Temporal arteritis

Most common vasculitis involving older people.

Also known as giant cell arteritis.

A large vessel vasculopathy preferentially involving the aorta and the extracranial branches of the carotid (Salvarani C et al).

A chronic autoimmune inflammatory disorder affecting the major branches of the carotid artery.

Involves an antigen- immune response in blood vessel walls.

Ischemia results from downstream occlusion of vessels due to hyperplasia of cell wall components.

Effects the major branches of the carotid artery.

Thinning of media of the aorta is the only vessel of concern, and may lead to aneurysm.

In smaller blood vessels media is clinically insignificant.

Occlusion of the lumen of some vessels is his source of damage to downstream structures such as the optic nerve.

T-cell and T cell receptors are in adjacent and nonadjacent lesions.

T-cells and macrophages produce cytokines and growth factors with a cascade of inflammation ensuing leading to break down in the internal elastic lamina.

Breakdown in the presence of platelets-drived growth factors from multigiant cells proliferate the intimal layers leading to the occlusion of the lumen and downstream ischemia.

Typically affects patients over 50 years of age.

Peak incidence between 60 and 75.

Does not occur before age 50.

Incidence increases with advancing age.

Females twice the risk.

Disease almost always in Caucaians.

Clinical presentation is nonspecific with anorexia, weight loss, fatigue, and fever.

Neurologic manifestations include ischemic stroke.

Pulmonary and coronary artery may be affected and myocardial infarct is a possibility.

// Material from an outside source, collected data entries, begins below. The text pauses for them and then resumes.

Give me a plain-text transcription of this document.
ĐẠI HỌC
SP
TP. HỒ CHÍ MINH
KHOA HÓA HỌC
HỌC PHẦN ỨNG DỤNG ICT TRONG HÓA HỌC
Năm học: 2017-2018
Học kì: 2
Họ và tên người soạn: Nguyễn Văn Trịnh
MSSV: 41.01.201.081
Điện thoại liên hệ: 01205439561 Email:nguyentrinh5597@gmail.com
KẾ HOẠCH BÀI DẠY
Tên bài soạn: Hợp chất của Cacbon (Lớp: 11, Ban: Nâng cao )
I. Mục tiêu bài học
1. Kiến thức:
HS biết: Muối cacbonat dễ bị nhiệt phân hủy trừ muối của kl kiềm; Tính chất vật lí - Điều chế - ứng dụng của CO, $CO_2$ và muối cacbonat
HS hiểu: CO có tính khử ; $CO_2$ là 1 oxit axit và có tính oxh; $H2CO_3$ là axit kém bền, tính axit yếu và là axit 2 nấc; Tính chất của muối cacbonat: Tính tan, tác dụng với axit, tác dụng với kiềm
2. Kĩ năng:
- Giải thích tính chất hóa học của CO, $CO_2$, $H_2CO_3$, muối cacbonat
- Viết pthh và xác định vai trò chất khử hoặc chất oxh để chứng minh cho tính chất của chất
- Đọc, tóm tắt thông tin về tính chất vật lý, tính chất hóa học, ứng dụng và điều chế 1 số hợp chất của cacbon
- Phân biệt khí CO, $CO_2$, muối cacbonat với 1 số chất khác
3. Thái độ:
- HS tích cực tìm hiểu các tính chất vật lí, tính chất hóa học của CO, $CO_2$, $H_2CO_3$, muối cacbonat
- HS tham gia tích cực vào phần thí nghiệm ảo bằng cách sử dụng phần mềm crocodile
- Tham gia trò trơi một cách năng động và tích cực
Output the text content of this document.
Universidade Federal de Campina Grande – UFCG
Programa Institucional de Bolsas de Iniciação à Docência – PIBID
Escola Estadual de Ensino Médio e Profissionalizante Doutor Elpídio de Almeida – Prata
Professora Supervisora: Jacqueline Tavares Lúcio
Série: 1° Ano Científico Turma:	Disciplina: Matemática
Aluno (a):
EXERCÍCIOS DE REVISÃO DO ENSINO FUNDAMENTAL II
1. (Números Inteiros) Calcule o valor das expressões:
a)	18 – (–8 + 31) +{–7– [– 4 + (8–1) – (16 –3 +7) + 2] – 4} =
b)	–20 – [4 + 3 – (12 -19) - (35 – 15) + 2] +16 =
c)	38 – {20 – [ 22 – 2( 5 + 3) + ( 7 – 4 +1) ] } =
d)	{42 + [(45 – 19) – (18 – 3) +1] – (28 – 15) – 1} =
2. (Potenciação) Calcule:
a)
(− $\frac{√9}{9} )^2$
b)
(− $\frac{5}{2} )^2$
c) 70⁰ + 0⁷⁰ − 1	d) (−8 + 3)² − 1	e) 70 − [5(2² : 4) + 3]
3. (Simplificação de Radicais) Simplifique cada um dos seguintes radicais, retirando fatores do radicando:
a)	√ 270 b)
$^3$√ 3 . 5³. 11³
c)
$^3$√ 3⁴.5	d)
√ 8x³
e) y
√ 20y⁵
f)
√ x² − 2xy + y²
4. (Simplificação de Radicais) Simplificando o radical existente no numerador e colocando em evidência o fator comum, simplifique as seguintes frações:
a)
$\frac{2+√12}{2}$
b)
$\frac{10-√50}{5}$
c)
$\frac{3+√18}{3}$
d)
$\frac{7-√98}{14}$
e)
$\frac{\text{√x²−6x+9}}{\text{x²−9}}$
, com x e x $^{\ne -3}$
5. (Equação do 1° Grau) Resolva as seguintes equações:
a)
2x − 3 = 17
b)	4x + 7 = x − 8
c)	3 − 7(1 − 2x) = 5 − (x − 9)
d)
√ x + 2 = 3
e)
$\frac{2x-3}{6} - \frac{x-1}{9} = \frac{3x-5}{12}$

Headache most common symptom.

Temple pain is most common headache.

High fever persists in 10% of patients.

Jaw claudication, scalp tenderness, general malaise, weight loss and joint pain common symptoms.

Occasionally fever is accompanied by a rigors and sweats imitating sepsis.

Vision loss is less frequent presentation.

Elevated erythrocyte sedimentation rate is non-specific finding.

  1. Corticosteroids for up to seven years.

Adding aspirin to steroid therapy reduces the chance of recurrence.

There is approximately four week race period during which temporal artery biopsy results are unaltered due to steroid therapy.

Biopsy occurs under local anesthesia, at the frontal branch of the temporal artery as it is palpable.

Facial nerve damage may occur during the biopsy because the nerve has proximity to the front of branch of the temporal artery.